As metal continues to grow in popularity, outsiders to the genre find it more appealing. They see it as an unknown region, or an exotic culture, and in comparison their lives seem drab. What is it that makes hordes of people headbang to violent and abrasive music?
This was the question the Amarillo Globe News posed to death metal band Abolishment of Flesh and it received an answer it might not have been expecting.
The band painted a picture of death metal different from what is commonly presented in the media:
“There are a lot of different things going on at the same time,” [guitarist] Cazares said. “It’s very comparable to classical music.”
“We have a lot of weird time signatures and different changes like classical music does,” bass player Chuy Camacho said. “There can be three different things going on in the music at the same time.”
In other words, rather than the circular key-centric two-part composition of rock and pop music, death metal uses chromatic scales to develop an internal dialogue and motif evolution through pattern as opposed to harmony alone, such that notes are relevant more to previous notes and riff shapes than they are to a sense of key or rhythm.
In death metal, notes stream forth in multiple tones and directions, creating a tapestry of sound, similar in goal of a symphony: each part is musically literate on its own, yet when put together creates something that transcends each individual instrument.
When musing on why death metal is not popularly regarded as an art form, the band speculated that the genre has been overtaken by bands that have confused aesthetics with actual content:
“We don’t get taken seriously because other bands make a joke out of it — try to get as perverted and as gory as they can,” Camacho said.
Not content with being a sideshow, the band decided to forge ahead and create music with quality control.

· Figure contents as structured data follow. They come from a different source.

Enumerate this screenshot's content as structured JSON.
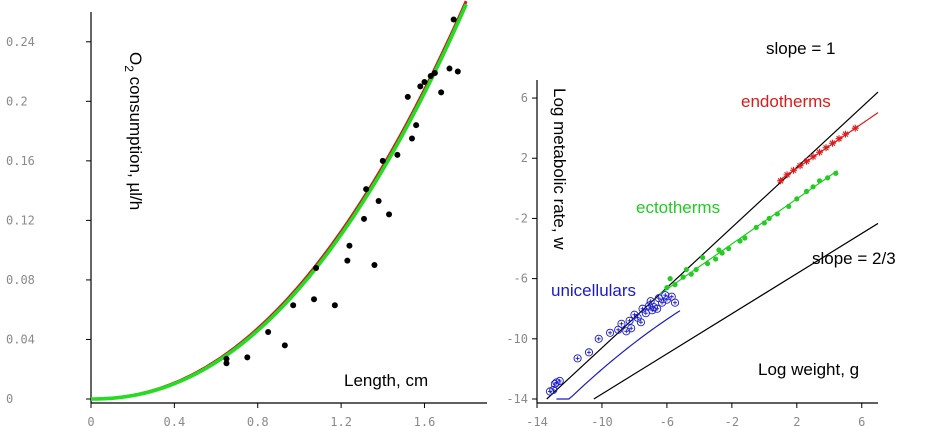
{
  "chart_data": [
    {
      "type": "scatter",
      "xlabel": "Length, cm",
      "ylabel": "O2 consumption, µl/h",
      "ylabel_main": "O",
      "ylabel_sub": "2",
      "ylabel_rest": " consumption, µl/h",
      "xlim": [
        0,
        1.9
      ],
      "ylim": [
        0,
        0.26
      ],
      "x_ticks": [
        0,
        0.4,
        0.8,
        1.2,
        1.6
      ],
      "x_tick_labels": [
        "0",
        "0.4",
        "0.8",
        "1.2",
        "1.6"
      ],
      "y_ticks": [
        0,
        0.04,
        0.08,
        0.12,
        0.16,
        0.2,
        0.24
      ],
      "y_tick_labels": [
        "0",
        "0.04",
        "0.08",
        "0.12",
        "0.16",
        "0.2",
        "0.24"
      ],
      "grid": false,
      "series": [
        {
          "kind": "points",
          "color": "#000000",
          "points": [
            [
              0.65,
              0.027
            ],
            [
              0.65,
              0.024
            ],
            [
              0.75,
              0.028
            ],
            [
              0.85,
              0.045
            ],
            [
              0.93,
              0.036
            ],
            [
              0.97,
              0.063
            ],
            [
              1.07,
              0.067
            ],
            [
              1.08,
              0.088
            ],
            [
              1.17,
              0.063
            ],
            [
              1.23,
              0.093
            ],
            [
              1.24,
              0.103
            ],
            [
              1.31,
              0.121
            ],
            [
              1.32,
              0.141
            ],
            [
              1.36,
              0.09
            ],
            [
              1.38,
              0.133
            ],
            [
              1.4,
              0.16
            ],
            [
              1.43,
              0.124
            ],
            [
              1.47,
              0.164
            ],
            [
              1.52,
              0.203
            ],
            [
              1.54,
              0.175
            ],
            [
              1.56,
              0.184
            ],
            [
              1.58,
              0.21
            ],
            [
              1.6,
              0.213
            ],
            [
              1.63,
              0.217
            ],
            [
              1.65,
              0.219
            ],
            [
              1.68,
              0.206
            ],
            [
              1.72,
              0.222
            ],
            [
              1.74,
              0.255
            ],
            [
              1.76,
              0.22
            ]
          ]
        },
        {
          "kind": "curve",
          "color": "#cc1a1a",
          "formula": "y = 0.0762 * x^2.135",
          "coef": 0.0762,
          "exp": 2.135
        },
        {
          "kind": "curve",
          "color": "#22dd22",
          "formula": "y = 0.0745 * x^2.16",
          "coef": 0.0745,
          "exp": 2.16
        }
      ]
    },
    {
      "type": "scatter",
      "xlabel": "Log weight, g",
      "ylabel": "Log metabolic rate, w",
      "xlim": [
        -14,
        7
      ],
      "ylim": [
        -14,
        7.2
      ],
      "x_ticks": [
        -14,
        -10,
        -6,
        -2,
        2,
        6
      ],
      "x_tick_labels": [
        "-14",
        "-10",
        "-6",
        "-2",
        "2",
        "6"
      ],
      "y_ticks": [
        -14,
        -10,
        -6,
        -2,
        2,
        6
      ],
      "y_tick_labels": [
        "-14",
        "-10",
        "-6",
        "-2",
        "2",
        "6"
      ],
      "grid": false,
      "annotations": [
        {
          "text": "slope = 1",
          "color": "#000000"
        },
        {
          "text": "slope = 2/3",
          "color": "#000000"
        },
        {
          "text": "endotherms",
          "color": "#dd1a1a"
        },
        {
          "text": "ectotherms",
          "color": "#22cc22"
        },
        {
          "text": "unicellulars",
          "color": "#1a1acc"
        }
      ],
      "reference_lines": [
        {
          "label": "slope = 1",
          "slope": 1,
          "intercept": -0.6,
          "color": "#000000"
        },
        {
          "label": "slope = 2/3",
          "slope": 0.6667,
          "intercept": -7.0,
          "color": "#000000"
        }
      ],
      "series": [
        {
          "name": "endotherms",
          "color": "#dd1a1a",
          "marker": "star",
          "fit": {
            "slope": 0.74,
            "intercept": -0.15,
            "x_range": [
              0.9,
              7.0
            ]
          },
          "points": [
            [
              1.0,
              0.5
            ],
            [
              1.4,
              0.9
            ],
            [
              1.8,
              1.2
            ],
            [
              2.2,
              1.5
            ],
            [
              2.6,
              1.8
            ],
            [
              3.0,
              2.1
            ],
            [
              3.4,
              2.4
            ],
            [
              3.8,
              2.7
            ],
            [
              4.2,
              3.0
            ],
            [
              4.6,
              3.3
            ],
            [
              5.0,
              3.6
            ],
            [
              5.6,
              4.0
            ]
          ]
        },
        {
          "name": "ectotherms",
          "color": "#22cc22",
          "marker": "dot",
          "fit": {
            "slope": 0.75,
            "intercept": -2.2,
            "x_range": [
              -6.5,
              4.5
            ]
          },
          "points": [
            [
              -6.0,
              -6.6
            ],
            [
              -5.5,
              -6.4
            ],
            [
              -5.0,
              -5.9
            ],
            [
              -4.5,
              -5.7
            ],
            [
              -4.2,
              -5.4
            ],
            [
              -3.5,
              -5.0
            ],
            [
              -3.0,
              -4.7
            ],
            [
              -2.6,
              -4.3
            ],
            [
              -2.2,
              -4.0
            ],
            [
              -1.5,
              -3.5
            ],
            [
              -1.2,
              -3.3
            ],
            [
              -0.5,
              -2.6
            ],
            [
              0.0,
              -2.3
            ],
            [
              0.3,
              -2.0
            ],
            [
              0.8,
              -1.7
            ],
            [
              1.5,
              -1.2
            ],
            [
              2.0,
              -0.7
            ],
            [
              2.6,
              -0.2
            ],
            [
              3.0,
              0.1
            ],
            [
              3.4,
              0.5
            ],
            [
              3.9,
              0.7
            ],
            [
              4.4,
              1.0
            ],
            [
              -5.8,
              -6.0
            ],
            [
              -4.8,
              -5.4
            ],
            [
              -3.8,
              -4.6
            ],
            [
              -2.8,
              -4.1
            ]
          ]
        },
        {
          "name": "unicellulars",
          "color": "#1a1acc",
          "marker": "circle-plus",
          "fit": {
            "slope": 0.88,
            "intercept": -3.2,
            "x_range": [
              -12.8,
              -5.2
            ]
          },
          "points": [
            [
              -13.2,
              -13.5
            ],
            [
              -13.0,
              -13.4
            ],
            [
              -12.9,
              -13.0
            ],
            [
              -12.8,
              -12.9
            ],
            [
              -12.6,
              -12.8
            ],
            [
              -11.5,
              -11.3
            ],
            [
              -10.8,
              -10.9
            ],
            [
              -10.2,
              -10.0
            ],
            [
              -9.5,
              -9.6
            ],
            [
              -9.0,
              -9.4
            ],
            [
              -8.8,
              -9.0
            ],
            [
              -8.5,
              -9.5
            ],
            [
              -8.3,
              -8.8
            ],
            [
              -8.0,
              -8.4
            ],
            [
              -7.8,
              -8.6
            ],
            [
              -7.5,
              -8.0
            ],
            [
              -7.3,
              -8.3
            ],
            [
              -7.0,
              -7.5
            ],
            [
              -6.8,
              -7.9
            ],
            [
              -6.5,
              -7.3
            ],
            [
              -6.3,
              -7.6
            ],
            [
              -6.1,
              -7.1
            ],
            [
              -6.0,
              -7.4
            ],
            [
              -5.7,
              -7.2
            ],
            [
              -5.5,
              -7.6
            ],
            [
              -8.2,
              -9.3
            ],
            [
              -7.6,
              -8.9
            ],
            [
              -6.9,
              -8.1
            ],
            [
              -7.1,
              -7.8
            ],
            [
              -6.6,
              -8.0
            ]
          ]
        }
      ]
    }
  ]
}
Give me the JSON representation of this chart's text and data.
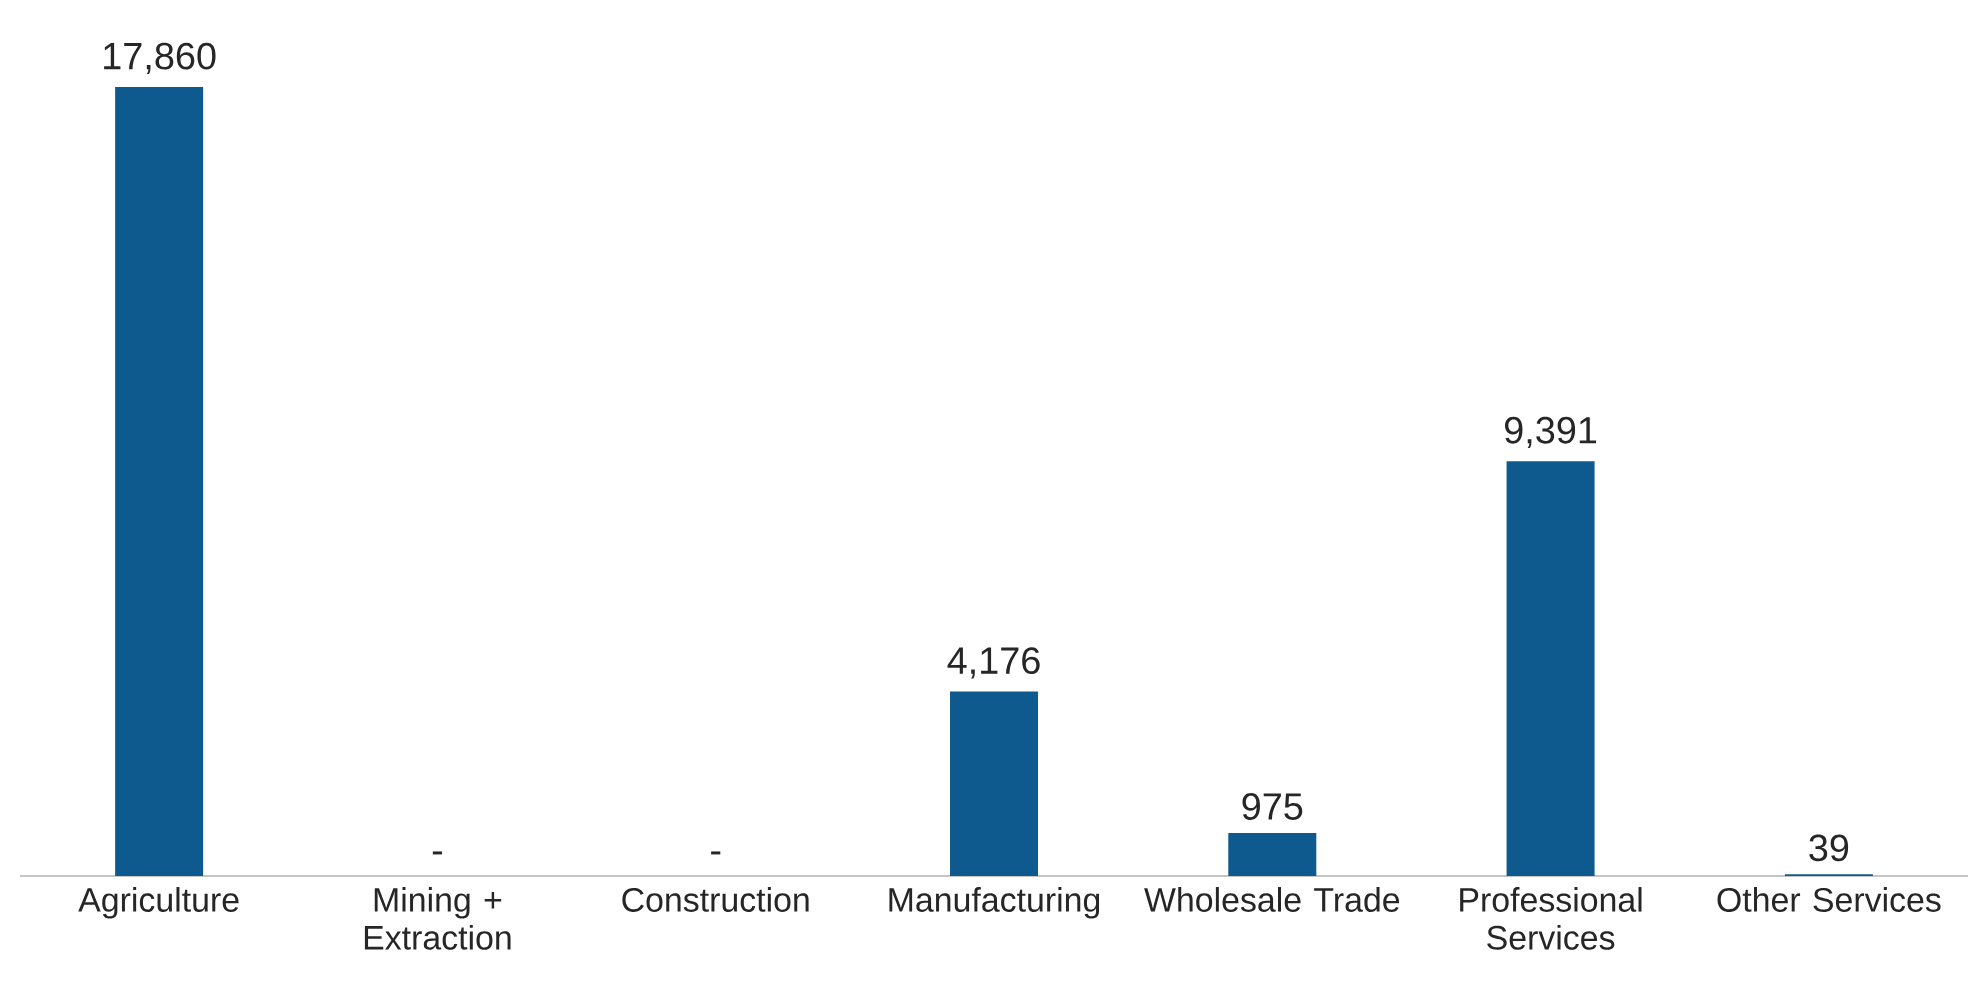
{
  "chart_data": {
    "type": "bar",
    "categories": [
      "Agriculture",
      "Mining + Extraction",
      "Construction",
      "Manufacturing",
      "Wholesale Trade",
      "Professional Services",
      "Other Services"
    ],
    "values": [
      17860,
      0,
      0,
      4176,
      975,
      9391,
      39
    ],
    "value_labels": [
      "17,860",
      "-",
      "-",
      "4,176",
      "975",
      "9,391",
      "39"
    ],
    "color": "#0e5a8f"
  }
}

Playing old-school style death metal with melodic interludes; the band creates a style of music that appeals to both veteran fans of the genre and newcomers that may discover older classics through discovery of the techniques presented.
And the reason the band plays this type of music?
To Cazares, death metal “talks more about what’s real or what’s going on in life.”
Thus the essence of Death metal described: piercing the veil of deception and beholding reality.